Safety regulations are nonexistent and accidents happen regularly. In 2016 two tourists were killed when a fast boat to the Gilis exploded.
Crews on these boats may have little or no training: in one accident, the skipper admitted that he panicked and had no recollection of what happened to his passengers. And rescue is far from assured: a volunteer rescue group in east Bali reported that they had no radio.
Conditions are often rough in the waters off Bali. Although the islands are in close proximity and are easily seen from each other, the ocean between can get more turbulent than is safe for the small speedboats zipping across it.
With these facts in mind, it is essential that you take responsibility for your own safety because no one else will.
Bigger is better It may add half an hour or more to your journey, but a larger boat will simply deal with the open ocean better than the overpowered small speedboats.

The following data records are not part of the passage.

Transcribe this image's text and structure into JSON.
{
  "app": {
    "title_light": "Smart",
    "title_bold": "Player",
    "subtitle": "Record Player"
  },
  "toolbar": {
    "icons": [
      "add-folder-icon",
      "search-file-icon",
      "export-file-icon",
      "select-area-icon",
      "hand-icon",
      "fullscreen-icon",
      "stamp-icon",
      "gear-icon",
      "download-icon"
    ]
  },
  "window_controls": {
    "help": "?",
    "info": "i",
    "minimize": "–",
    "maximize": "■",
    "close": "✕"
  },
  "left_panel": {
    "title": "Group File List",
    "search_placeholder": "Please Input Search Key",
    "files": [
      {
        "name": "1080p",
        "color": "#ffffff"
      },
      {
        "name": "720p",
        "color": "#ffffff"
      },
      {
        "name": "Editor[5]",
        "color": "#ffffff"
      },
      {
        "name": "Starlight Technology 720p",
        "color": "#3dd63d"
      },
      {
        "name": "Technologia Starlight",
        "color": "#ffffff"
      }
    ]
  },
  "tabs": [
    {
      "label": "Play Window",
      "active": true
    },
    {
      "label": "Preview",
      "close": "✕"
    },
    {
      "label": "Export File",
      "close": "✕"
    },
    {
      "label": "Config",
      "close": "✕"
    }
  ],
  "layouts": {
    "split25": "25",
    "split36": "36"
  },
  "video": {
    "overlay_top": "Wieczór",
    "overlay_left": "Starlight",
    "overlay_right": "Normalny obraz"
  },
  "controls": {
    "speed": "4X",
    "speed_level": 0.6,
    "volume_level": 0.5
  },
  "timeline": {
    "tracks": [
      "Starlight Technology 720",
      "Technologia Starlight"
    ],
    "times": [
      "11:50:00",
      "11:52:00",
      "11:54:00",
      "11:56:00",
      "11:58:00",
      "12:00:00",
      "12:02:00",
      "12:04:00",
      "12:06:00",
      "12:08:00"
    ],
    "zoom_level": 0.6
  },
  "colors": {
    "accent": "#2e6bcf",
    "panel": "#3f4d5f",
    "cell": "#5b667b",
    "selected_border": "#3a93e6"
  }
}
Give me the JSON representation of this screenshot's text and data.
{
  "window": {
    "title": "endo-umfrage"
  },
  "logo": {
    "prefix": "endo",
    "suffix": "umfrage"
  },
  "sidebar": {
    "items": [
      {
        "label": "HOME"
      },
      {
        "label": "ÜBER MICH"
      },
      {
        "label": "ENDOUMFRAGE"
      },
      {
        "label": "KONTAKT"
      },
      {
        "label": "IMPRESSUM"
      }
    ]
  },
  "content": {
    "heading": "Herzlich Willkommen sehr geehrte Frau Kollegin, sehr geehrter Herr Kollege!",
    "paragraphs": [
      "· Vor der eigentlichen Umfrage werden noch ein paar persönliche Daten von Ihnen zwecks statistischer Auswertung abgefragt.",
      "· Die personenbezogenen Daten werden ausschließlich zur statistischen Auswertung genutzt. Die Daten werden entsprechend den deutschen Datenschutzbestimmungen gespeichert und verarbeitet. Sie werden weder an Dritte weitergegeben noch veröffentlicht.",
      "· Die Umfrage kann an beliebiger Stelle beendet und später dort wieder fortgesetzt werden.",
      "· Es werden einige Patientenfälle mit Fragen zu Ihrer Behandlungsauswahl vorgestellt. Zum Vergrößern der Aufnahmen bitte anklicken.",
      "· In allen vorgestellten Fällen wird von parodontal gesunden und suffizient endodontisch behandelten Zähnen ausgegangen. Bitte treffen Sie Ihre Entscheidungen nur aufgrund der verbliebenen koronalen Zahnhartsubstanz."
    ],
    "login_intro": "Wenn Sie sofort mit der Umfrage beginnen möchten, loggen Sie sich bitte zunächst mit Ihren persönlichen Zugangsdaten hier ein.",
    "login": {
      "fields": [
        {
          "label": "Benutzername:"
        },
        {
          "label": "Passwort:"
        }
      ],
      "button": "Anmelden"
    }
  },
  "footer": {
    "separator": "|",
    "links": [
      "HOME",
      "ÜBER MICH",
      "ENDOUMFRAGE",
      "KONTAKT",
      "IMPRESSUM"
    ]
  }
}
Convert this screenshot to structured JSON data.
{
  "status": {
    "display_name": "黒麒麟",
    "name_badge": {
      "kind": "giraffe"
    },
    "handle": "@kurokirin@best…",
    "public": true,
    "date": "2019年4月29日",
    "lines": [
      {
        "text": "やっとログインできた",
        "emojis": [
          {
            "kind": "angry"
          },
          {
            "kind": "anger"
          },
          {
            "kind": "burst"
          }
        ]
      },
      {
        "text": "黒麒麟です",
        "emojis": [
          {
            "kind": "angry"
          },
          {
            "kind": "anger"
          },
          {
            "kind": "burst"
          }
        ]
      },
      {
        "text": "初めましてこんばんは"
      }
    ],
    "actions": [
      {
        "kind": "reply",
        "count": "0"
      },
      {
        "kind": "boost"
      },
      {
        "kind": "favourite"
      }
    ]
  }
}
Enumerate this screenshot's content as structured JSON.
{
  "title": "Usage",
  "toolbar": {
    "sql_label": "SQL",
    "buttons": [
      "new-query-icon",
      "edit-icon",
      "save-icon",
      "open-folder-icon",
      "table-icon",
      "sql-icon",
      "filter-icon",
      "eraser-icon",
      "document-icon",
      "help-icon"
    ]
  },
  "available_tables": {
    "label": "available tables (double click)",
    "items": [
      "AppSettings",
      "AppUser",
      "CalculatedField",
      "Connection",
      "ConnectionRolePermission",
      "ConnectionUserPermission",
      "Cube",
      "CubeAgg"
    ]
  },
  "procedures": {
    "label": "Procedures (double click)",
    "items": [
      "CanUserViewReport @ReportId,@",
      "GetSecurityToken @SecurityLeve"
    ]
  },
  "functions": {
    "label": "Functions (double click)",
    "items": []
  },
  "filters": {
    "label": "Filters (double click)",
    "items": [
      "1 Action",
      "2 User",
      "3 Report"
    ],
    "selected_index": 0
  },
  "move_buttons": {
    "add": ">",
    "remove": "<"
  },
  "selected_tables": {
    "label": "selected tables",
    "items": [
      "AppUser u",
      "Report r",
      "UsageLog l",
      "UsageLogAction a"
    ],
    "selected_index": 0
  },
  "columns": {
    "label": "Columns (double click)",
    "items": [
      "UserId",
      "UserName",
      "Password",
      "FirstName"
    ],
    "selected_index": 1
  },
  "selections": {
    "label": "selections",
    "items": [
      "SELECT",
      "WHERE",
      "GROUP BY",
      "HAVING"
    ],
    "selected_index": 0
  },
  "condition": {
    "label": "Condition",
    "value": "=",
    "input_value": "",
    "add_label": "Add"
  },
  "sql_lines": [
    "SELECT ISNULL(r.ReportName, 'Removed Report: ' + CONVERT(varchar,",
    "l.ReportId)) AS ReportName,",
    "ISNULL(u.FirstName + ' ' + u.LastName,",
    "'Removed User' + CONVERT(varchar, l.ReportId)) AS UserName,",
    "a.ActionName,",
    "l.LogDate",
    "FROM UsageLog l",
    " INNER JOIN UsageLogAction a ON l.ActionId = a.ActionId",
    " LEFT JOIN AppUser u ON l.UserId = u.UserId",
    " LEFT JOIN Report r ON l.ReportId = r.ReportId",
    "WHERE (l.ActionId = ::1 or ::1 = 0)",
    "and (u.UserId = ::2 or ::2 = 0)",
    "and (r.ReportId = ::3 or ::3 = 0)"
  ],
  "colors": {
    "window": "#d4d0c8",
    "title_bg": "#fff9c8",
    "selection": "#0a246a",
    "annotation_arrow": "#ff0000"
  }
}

Also, trips on small boats can be unpleasant because of the ceaseless pounding through the waves and the fumes coming from the screaming outboard motors. Avoid anything under 30 seats except between Nusa Lembongan and Nusa Penida.
Check for safety equipment Make certain your boat has life preservers and that you know how to locate and use them. In an emergency, don't expect a panicked crew to hand them out. Also, check for lifeboats. Some promotional materials show boats with automatically inflating lifeboats that have later been removed to make room for more passengers.
Avoid overcrowding Some boats leave with more people than seats and with aisles jammed with stacked luggage, to the point where the captain can't see oncoming boats (this resulted in a boat crash off Nusa Penida in 2017 that killed one person and left six more injured). Don't use the boat if it's too full of luggage or passengers.
Look for exits Cabins may have only one narrow entrance, making them death traps in an accident. Sitting at the open back may seem safer but fuel explosions regularly injure passengers at the back of boats.
Avoid fly-by-nighters Taking a fishing boat and jamming too many engines on the rear in order to cash in on booming tourism is a recipe for disaster.
Don't ride on the roof It looks like carefree fun but travellers are regularly bounced off when boats hit swells and crews may be inept at rescue. Rough seas can drench passengers and ruin their belongings.
The ferry isn't safer One of the big Padangbai–Bangsal, Lombok car ferries caught fire and sank in 2014. A Gilimanuk, Bali–Java ferry capsized and sank in 2016.
Use common sense There are good operators on the waters around Bali but the line-up changes constantly. If a service seems sketchy before you board, go with a different operator. Try to get a refund but don't risk your safety for the cost of a ticket.